I know it is easy for me because I believe that that Baha’u’llah is God’s Representative on earth.
But why do *I* believe that whereas other people don’t? Baha’u’llah wrote that some people are guided by God...

“Great indeed is this Day! The allusions made to it in all the sacred Scriptures as the Day of God attest its greatness. The soul of every Prophet of God, of every Divine Messenger, hath thirsted for this wondrous Day. All the divers kindreds of the earth have, likewise, yearned to attain it. No sooner, however, had the Day Star of His Revelation manifested itself in the heaven of God’s Will, than all, except those whom the Almighty was pleased to guide, were found dumbfounded and heedless.”
Gleanings, p. 11

“So blind hath become the human heart that neither the disruption of the city, nor the reduction of the mountain in dust, nor even the cleaving of the earth, can shake off its torpor. The allusions made in the Scriptures have been unfolded, and the signs recorded therein have been revealed, and the prophetic cry is continually being raised. And yet all, except such as God was pleased to guide, are bewildered in the drunkenness of their heedlessness!” Gleanings, p. 39

However, it also says that people who make efforts will be guided...

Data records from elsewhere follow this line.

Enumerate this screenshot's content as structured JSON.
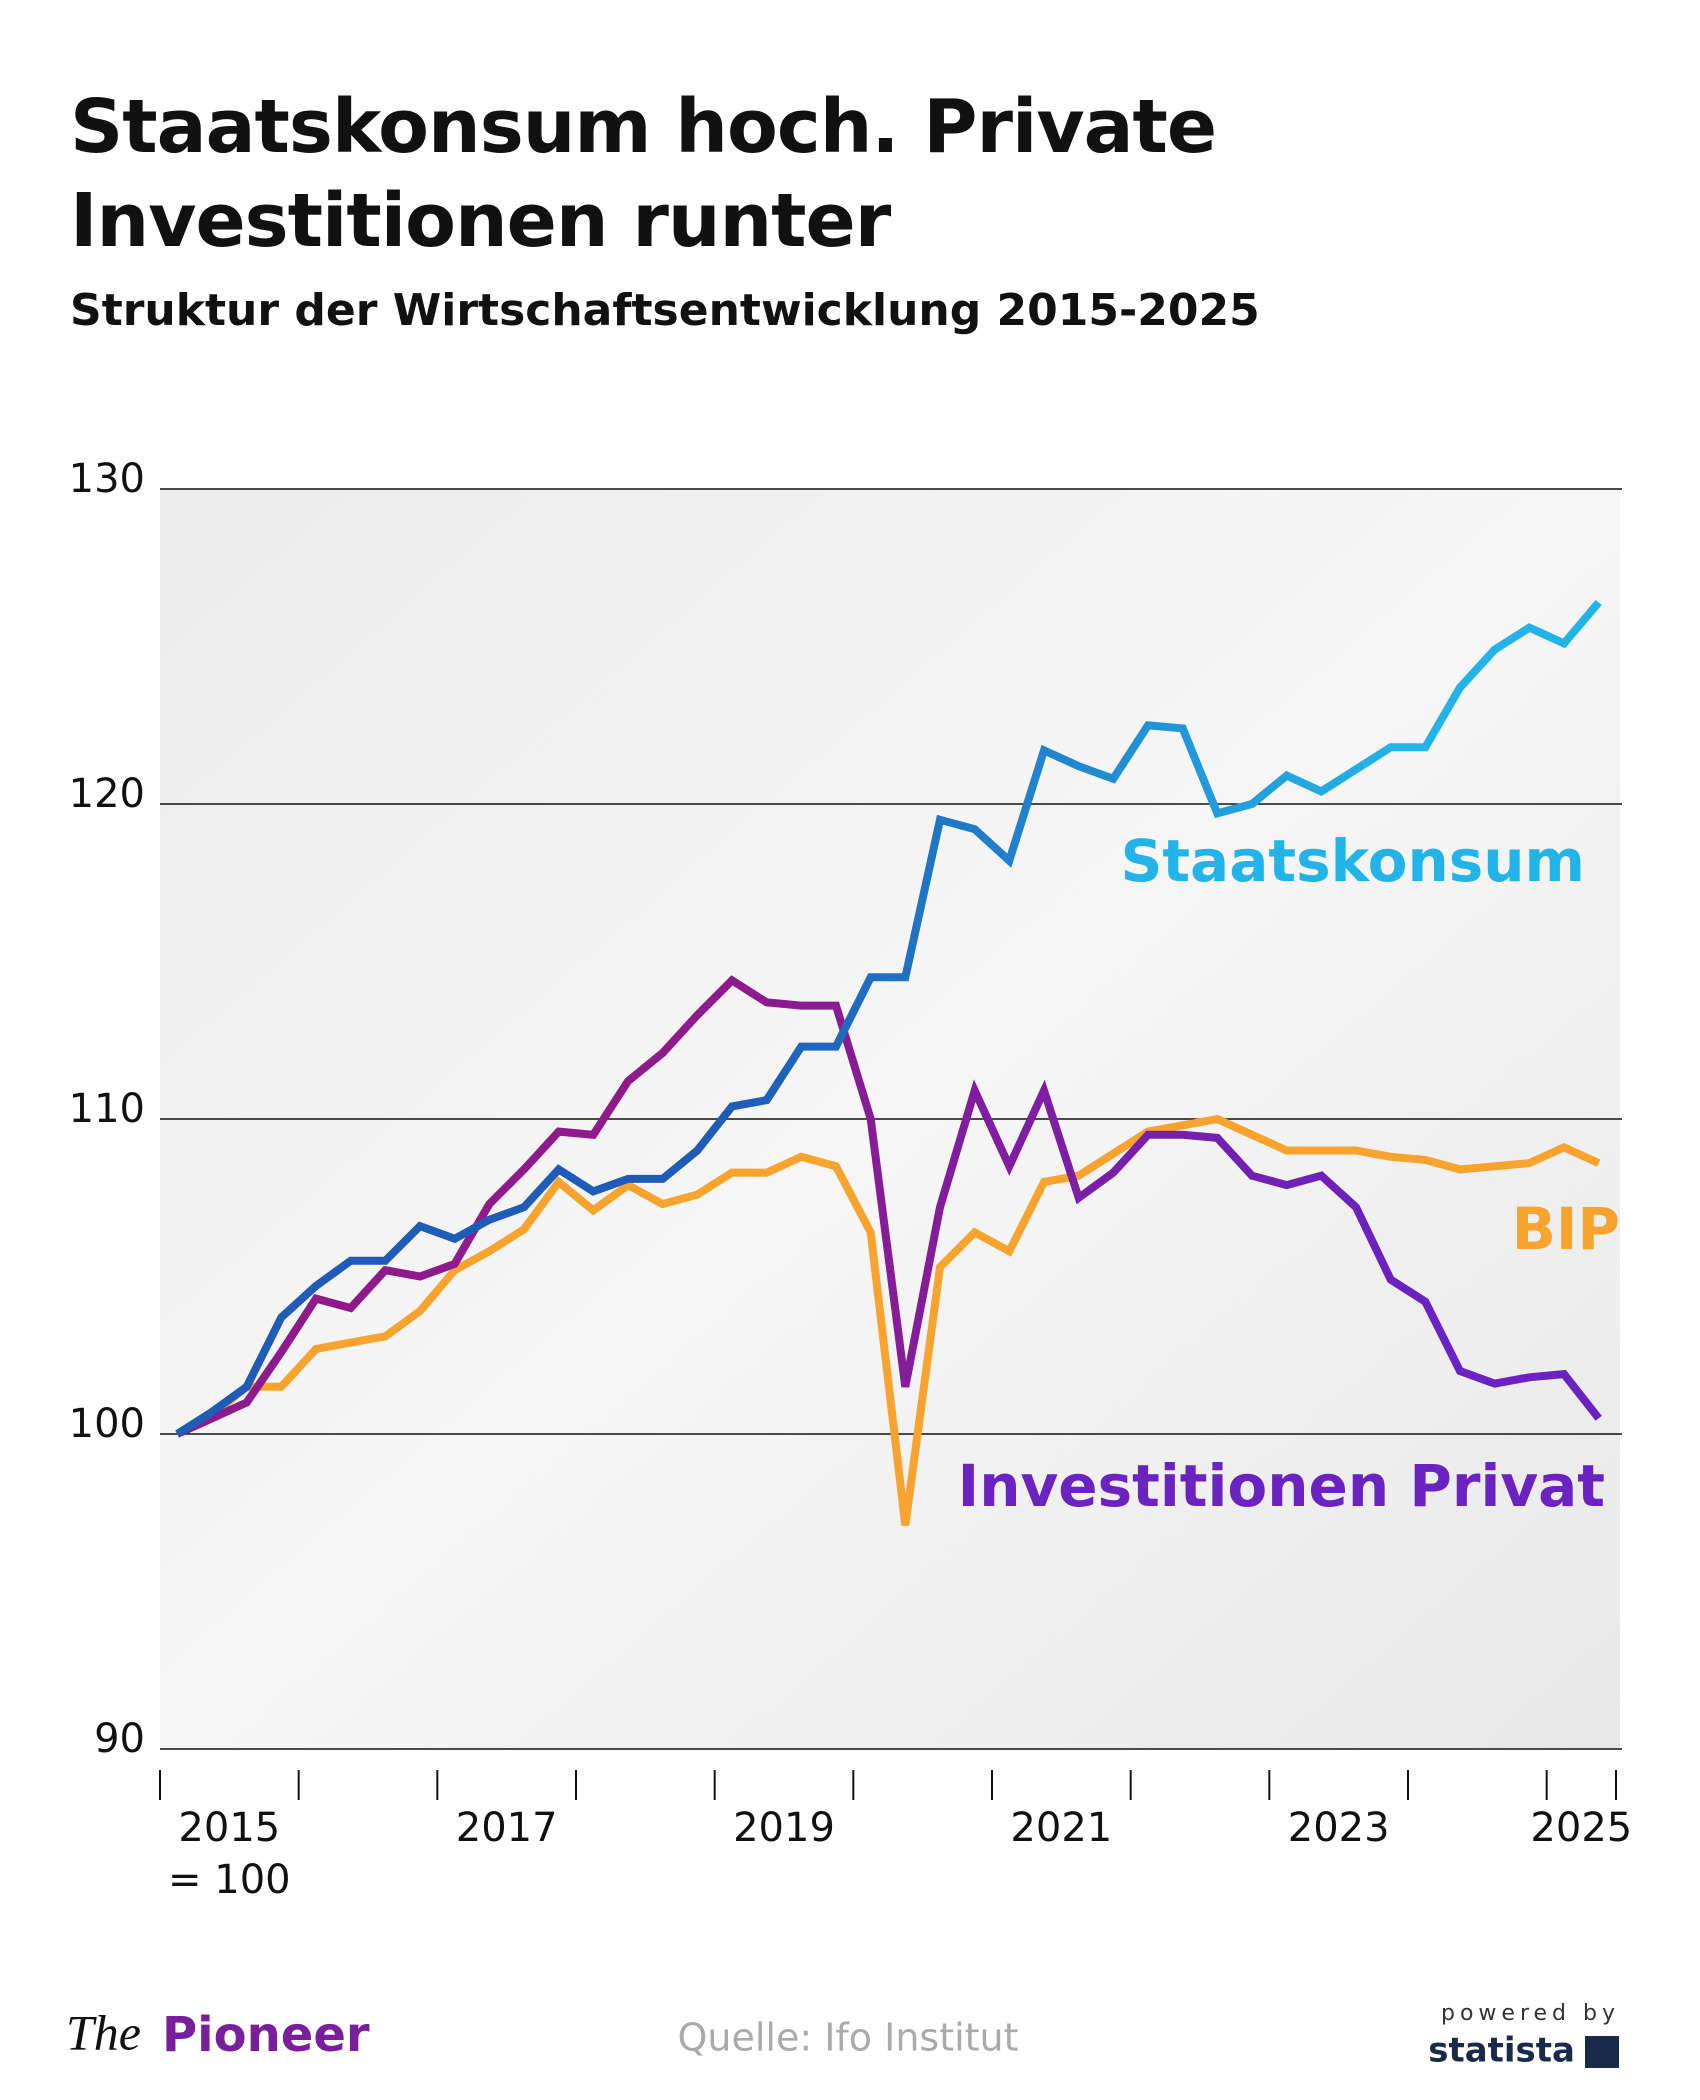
{
  "chart_data": {
    "type": "line",
    "title": "Staatskonsum hoch. Private Investitionen runter",
    "subtitle": "Struktur der Wirtschaftsentwicklung 2015-2025",
    "base_note": "= 100",
    "x": [
      2015.125,
      2015.375,
      2015.625,
      2015.875,
      2016.125,
      2016.375,
      2016.625,
      2016.875,
      2017.125,
      2017.375,
      2017.625,
      2017.875,
      2018.125,
      2018.375,
      2018.625,
      2018.875,
      2019.125,
      2019.375,
      2019.625,
      2019.875,
      2020.125,
      2020.375,
      2020.625,
      2020.875,
      2021.125,
      2021.375,
      2021.625,
      2021.875,
      2022.125,
      2022.375,
      2022.625,
      2022.875,
      2023.125,
      2023.375,
      2023.625,
      2023.875,
      2024.125,
      2024.375,
      2024.625,
      2024.875,
      2025.125,
      2025.375
    ],
    "xlim": [
      2015,
      2025.5
    ],
    "xticks": [
      {
        "value": 2015.5,
        "label": "2015"
      },
      {
        "value": 2017.5,
        "label": "2017"
      },
      {
        "value": 2019.5,
        "label": "2019"
      },
      {
        "value": 2021.5,
        "label": "2021"
      },
      {
        "value": 2023.5,
        "label": "2023"
      },
      {
        "value": 2025.25,
        "label": "2025"
      }
    ],
    "minor_xticks": [
      2015,
      2016,
      2017,
      2018,
      2019,
      2020,
      2021,
      2022,
      2023,
      2024,
      2025,
      2025.5
    ],
    "ylim": [
      90,
      130
    ],
    "yticks": [
      90,
      100,
      110,
      120,
      130
    ],
    "grid": true,
    "series": [
      {
        "name": "Staatskonsum",
        "color": "#22b4e8",
        "gradient_start": "#1f5cb8",
        "values": [
          100,
          100.7,
          101.5,
          103.7,
          104.7,
          105.5,
          105.5,
          106.6,
          106.2,
          106.8,
          107.2,
          108.4,
          107.7,
          108.1,
          108.1,
          109.0,
          110.4,
          110.6,
          112.3,
          112.3,
          114.5,
          114.5,
          119.5,
          119.2,
          118.2,
          121.7,
          121.2,
          120.8,
          122.5,
          122.4,
          119.7,
          120.0,
          120.9,
          120.4,
          121.1,
          121.8,
          121.8,
          123.7,
          124.9,
          125.6,
          125.1,
          126.4
        ]
      },
      {
        "name": "BIP",
        "color": "#f7a32e",
        "gradient_start": "#f7a32e",
        "values": [
          100,
          100.6,
          101.5,
          101.5,
          102.7,
          102.9,
          103.1,
          103.9,
          105.2,
          105.8,
          106.5,
          108.0,
          107.1,
          107.9,
          107.3,
          107.6,
          108.3,
          108.3,
          108.8,
          108.5,
          106.4,
          97.1,
          105.3,
          106.4,
          105.8,
          108.0,
          108.2,
          108.9,
          109.6,
          109.8,
          110.0,
          109.5,
          109.0,
          109.0,
          109.0,
          108.8,
          108.7,
          108.4,
          108.5,
          108.6,
          109.1,
          108.6
        ]
      },
      {
        "name": "Investitionen Privat",
        "color": "#6a22c0",
        "gradient_start": "#8e1a8c",
        "values": [
          100,
          100.5,
          101.0,
          102.6,
          104.3,
          104.0,
          105.2,
          105.0,
          105.4,
          107.3,
          108.4,
          109.6,
          109.5,
          111.2,
          112.1,
          113.3,
          114.4,
          113.7,
          113.6,
          113.6,
          110.0,
          101.5,
          107.2,
          110.9,
          108.5,
          110.9,
          107.5,
          108.3,
          109.5,
          109.5,
          109.4,
          108.2,
          107.9,
          108.2,
          107.2,
          104.9,
          104.2,
          102.0,
          101.6,
          101.8,
          101.9,
          100.5
        ]
      }
    ]
  },
  "footer": {
    "logo_prefix": "The",
    "logo_name": "Pioneer",
    "source": "Quelle: Ifo Institut",
    "powered_by": "powered by",
    "brand": "statista"
  }
}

“Whoso maketh efforts for Us,” he shall enjoy the blessings conferred by the words: “In Our Ways shall We assuredly guide him.””
Gleanings, pp. 266-267

And in this passage it indicates that those who rebel against God will not be guided, which makes sense because God does not override free will to MAKE the rebellious believe in Him.

"Some were guided by the Light of God, gained admittance into the court of His presence, and quaffed, from the hand of resignation, the waters of everlasting life, and were accounted of them that have truly recognized and believed in Him. Others rebelled against Him, and rejected the signs of God, the Most Powerful, the Almighty, the All-Wise.” Gleanings, p. 145
 

Trailblazer

Veteran Member
I believe on here not only do people choose to not accept evidence, they also choose to ignore it completely. At least if someone says my evidence doesn't work because of "X" I can say it does because of "Y" but a person who reverts to insulting my intelligence has in effect ignored the evidence.
Baha’u’llah wrote that the Bible is God’s Greatest Testimony to His Creatures. I guess it means it is evidence.

They say we do not evidence and that the Bible and the Writings of Baha’u’llah are not evidence at all, but as yet I have not encountered an atheist who has any better ideas of how God could communicate to humanity.

Insulting our intelligence just demonstrates that they do not have any good arguments to refute our evidence. That is what people do when they cannot refute, they insult.
 

osgart

Nothing my eye, Something for sure
I can be very highly motivated to believe something and have no belief in that something whatsoever. No matter how hard i try it falls flat. And no amount of convincing works either. Such is the case of religion in general.

Other times and other things belief sticks right in my craw totally unwanted.

Of all the things i chose to believe most of it has failed to convince me.